Hata, 74, was one of seven priests-turned-soldiers who Col. Tsuji agreed to bring along with him on his bid to evade arrest by victorious British troops in Bangkok in the summer of 1945.

Hata, whose former name was Takashi Fukuzawa, said in an interview at his Tokyo temple that he and the other six decided to go into hiding with Tsuji because “life as a prisoner of war would be the same anywhere, and we felt he (Tsuji) would somehow manage to flee.”

The seven young priests, masquerading as Thai monks, were later captured, but Tsuji indeed fled, starting life as a fugitive that took him to Vientiane, Hanoi, China’s Chongqing and Nanjing before secretly arriving from Shanghai at Sasebo, Nagasaki Prefecture, as “a professor of Beijing University” in May 1947.

“As I placed my first step upon the soil of Japan, I quietly picked up a handful of earth, unnoticed by the others, and smelt its sweetness. It was the first smell of my motherland in six years,” Tsuji wrote in his best-selling “Underground Escape — 7,500 Miles in Disguise.”

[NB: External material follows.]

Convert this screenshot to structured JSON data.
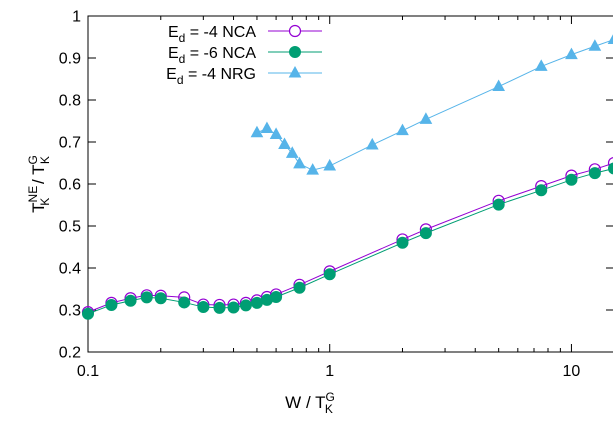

One of the first places he visited upon returning to Japan was Hata’s temple in a quiet Tokyo residential area, which Hata said was free from police surveillance.

Tsuji stopped hiding after the U.S. ended his designation as a wanted war criminal on New Year’s Day 1950.

After writing a number of best sellers, including “Nomonhan” and “Guadalcanal,” Tsuji turned to politics. He was initially elected to the Lower House as an independent and subsequently joined the Japan Democratic Party and the Liberal Democratic Party, from which he was expelled in 1959 for insubordination and criticizing Prime Minister Nobusuke Kishi, a former Class A war criminal, for corruption.

Tsuji’s military and political career has fascinated many young men, one of whom was a Waseda University student named Yoshiro Mori.